Q: What should I do if I was bitten by a mosquito?
A: the risk of being infected by a mosquito bite in the U.S. now during the winter is very low because local transmission has not been detected, and temperatures in most parts of the country are too cool for efficient mosquito transmission. If you were bitten by a mosquito in a region of Latin America or the Caribbean where Zika virus is circulating you should watch for signs and symptoms of infection. If you are pregnant or may have sex with a pregnant women you should consult your health care provider and follow the latest CDC guidance (add link here), which may include diagnostic testing and using protection or abstaining from sex.
Q: What should I do if I have symptoms consistent with Zika virus infection (fever, joint pains, rash, red eyes etc.)?

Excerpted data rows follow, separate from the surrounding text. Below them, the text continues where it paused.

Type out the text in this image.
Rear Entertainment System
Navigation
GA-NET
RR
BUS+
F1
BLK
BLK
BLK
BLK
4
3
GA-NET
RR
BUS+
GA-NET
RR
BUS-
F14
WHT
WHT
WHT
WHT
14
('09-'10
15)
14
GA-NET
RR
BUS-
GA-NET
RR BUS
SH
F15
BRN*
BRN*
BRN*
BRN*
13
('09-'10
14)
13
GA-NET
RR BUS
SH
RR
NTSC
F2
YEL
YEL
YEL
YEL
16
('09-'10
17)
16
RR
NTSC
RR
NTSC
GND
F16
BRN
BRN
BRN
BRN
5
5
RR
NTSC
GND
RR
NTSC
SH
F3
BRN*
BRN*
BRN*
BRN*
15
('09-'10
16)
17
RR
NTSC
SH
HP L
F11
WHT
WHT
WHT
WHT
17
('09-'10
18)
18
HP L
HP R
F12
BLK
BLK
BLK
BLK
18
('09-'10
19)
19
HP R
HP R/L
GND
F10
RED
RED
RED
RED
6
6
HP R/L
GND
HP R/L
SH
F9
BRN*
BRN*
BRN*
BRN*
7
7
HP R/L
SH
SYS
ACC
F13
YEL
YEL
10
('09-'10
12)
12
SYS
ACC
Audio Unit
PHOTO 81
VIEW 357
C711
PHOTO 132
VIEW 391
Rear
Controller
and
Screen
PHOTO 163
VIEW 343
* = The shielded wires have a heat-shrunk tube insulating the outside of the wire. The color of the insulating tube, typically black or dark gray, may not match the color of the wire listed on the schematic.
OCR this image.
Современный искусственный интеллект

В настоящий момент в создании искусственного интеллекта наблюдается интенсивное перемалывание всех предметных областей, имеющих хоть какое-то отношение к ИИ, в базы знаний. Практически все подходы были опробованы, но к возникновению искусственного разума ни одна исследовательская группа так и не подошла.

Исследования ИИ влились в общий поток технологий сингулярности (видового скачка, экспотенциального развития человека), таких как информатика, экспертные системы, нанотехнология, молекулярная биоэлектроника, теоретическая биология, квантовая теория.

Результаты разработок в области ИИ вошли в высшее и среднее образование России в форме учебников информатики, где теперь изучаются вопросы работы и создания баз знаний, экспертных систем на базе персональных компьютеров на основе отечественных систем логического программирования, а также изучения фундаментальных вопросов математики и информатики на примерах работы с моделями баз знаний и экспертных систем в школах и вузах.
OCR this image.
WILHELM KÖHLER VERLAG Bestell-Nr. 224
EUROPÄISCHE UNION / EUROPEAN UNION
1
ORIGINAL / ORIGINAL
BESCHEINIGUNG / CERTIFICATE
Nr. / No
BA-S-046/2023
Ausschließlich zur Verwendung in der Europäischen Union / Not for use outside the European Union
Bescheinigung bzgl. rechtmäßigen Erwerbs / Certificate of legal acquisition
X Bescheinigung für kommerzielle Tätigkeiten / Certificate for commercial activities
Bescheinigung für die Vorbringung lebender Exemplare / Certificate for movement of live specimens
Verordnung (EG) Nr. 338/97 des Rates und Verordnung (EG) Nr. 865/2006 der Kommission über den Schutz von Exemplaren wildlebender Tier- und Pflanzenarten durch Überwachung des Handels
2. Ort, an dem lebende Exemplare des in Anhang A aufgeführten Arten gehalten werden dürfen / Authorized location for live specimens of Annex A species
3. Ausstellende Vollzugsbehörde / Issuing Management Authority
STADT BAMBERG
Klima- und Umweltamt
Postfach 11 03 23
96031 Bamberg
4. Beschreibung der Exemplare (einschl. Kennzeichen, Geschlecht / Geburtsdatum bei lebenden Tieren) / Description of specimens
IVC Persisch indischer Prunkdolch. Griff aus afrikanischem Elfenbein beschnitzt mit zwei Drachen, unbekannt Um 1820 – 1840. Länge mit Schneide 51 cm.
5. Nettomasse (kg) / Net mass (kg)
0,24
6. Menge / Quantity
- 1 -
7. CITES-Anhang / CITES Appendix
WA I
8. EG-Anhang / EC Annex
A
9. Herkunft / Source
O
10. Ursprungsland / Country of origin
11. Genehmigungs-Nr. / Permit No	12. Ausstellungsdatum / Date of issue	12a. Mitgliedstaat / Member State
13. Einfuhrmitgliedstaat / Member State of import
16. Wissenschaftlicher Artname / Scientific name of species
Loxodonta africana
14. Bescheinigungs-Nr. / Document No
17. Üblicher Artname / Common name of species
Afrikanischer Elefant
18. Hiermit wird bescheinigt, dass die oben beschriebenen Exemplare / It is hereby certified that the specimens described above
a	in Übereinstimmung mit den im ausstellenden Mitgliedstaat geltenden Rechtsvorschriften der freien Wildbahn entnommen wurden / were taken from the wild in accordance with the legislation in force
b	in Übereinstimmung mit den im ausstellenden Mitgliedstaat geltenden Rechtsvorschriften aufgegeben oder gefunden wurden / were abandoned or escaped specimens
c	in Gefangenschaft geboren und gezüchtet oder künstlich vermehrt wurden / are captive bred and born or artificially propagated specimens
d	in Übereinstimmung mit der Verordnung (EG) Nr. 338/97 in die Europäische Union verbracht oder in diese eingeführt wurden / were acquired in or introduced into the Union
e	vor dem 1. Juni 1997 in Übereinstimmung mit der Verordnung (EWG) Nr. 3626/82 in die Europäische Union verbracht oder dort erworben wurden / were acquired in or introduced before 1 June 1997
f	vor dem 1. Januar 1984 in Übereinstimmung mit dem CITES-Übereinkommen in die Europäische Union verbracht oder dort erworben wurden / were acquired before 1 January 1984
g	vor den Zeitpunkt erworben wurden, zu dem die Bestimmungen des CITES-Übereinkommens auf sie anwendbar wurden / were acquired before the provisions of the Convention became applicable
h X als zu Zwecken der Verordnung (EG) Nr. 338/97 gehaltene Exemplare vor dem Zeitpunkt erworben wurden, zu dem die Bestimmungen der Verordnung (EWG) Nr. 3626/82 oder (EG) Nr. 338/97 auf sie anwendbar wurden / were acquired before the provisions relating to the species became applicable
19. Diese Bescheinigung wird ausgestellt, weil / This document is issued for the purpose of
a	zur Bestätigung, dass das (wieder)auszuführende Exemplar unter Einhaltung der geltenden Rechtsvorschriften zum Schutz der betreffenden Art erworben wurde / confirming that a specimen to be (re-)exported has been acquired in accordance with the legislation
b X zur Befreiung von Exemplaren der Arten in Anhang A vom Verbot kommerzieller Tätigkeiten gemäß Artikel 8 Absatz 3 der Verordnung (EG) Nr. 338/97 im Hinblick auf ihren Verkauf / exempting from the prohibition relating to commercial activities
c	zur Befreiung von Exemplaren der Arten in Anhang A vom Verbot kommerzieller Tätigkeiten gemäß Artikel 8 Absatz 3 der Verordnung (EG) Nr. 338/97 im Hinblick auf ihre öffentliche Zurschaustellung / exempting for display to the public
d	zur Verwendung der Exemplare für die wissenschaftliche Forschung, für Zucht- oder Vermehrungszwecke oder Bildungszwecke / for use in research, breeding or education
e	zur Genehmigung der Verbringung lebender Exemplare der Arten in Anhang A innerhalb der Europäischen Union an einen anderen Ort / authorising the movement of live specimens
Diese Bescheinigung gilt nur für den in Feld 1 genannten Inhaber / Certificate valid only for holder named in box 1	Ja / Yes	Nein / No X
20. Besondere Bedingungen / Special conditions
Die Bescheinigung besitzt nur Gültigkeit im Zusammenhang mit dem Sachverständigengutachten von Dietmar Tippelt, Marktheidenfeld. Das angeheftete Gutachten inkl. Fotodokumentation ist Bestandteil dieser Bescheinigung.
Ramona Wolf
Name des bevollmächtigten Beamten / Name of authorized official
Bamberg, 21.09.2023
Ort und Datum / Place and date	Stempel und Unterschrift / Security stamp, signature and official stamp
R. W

A: You should seek care and advice from your health care provider, and be sure to tell them if you have a travel history to a region where Zika virus is known to be circulating or a nearby location. But remember that many other infections can cause indistinguishable signs and symptoms, so do not panic, especially if you have not traveled to an endemic area and are not in a high-risk group (pregnant women or men who could have sex with a pregnant woman). For all other groups, Zika virus causes a mild disease that usually resolves within one week with no known long-term consequences.
Q: What should I do if my sexual partner just returned from an affected area or had Zika infection?
A: The CDC has issued guidance for these persons (link here). The rate of virus presence in the semen of infected men is unknown and how long the virus persists in the semen is also not known, so the risks for sexual transmission cannot be estimated. The safest approach would be to abstain from intercourse during pregnancy. If abstinence is not an option, then the use of condoms is recommended. Although we do not know for sure with Zika virus due to our lack of experience with this infection, condom use probably nearly eliminates the risk of sexual transmission.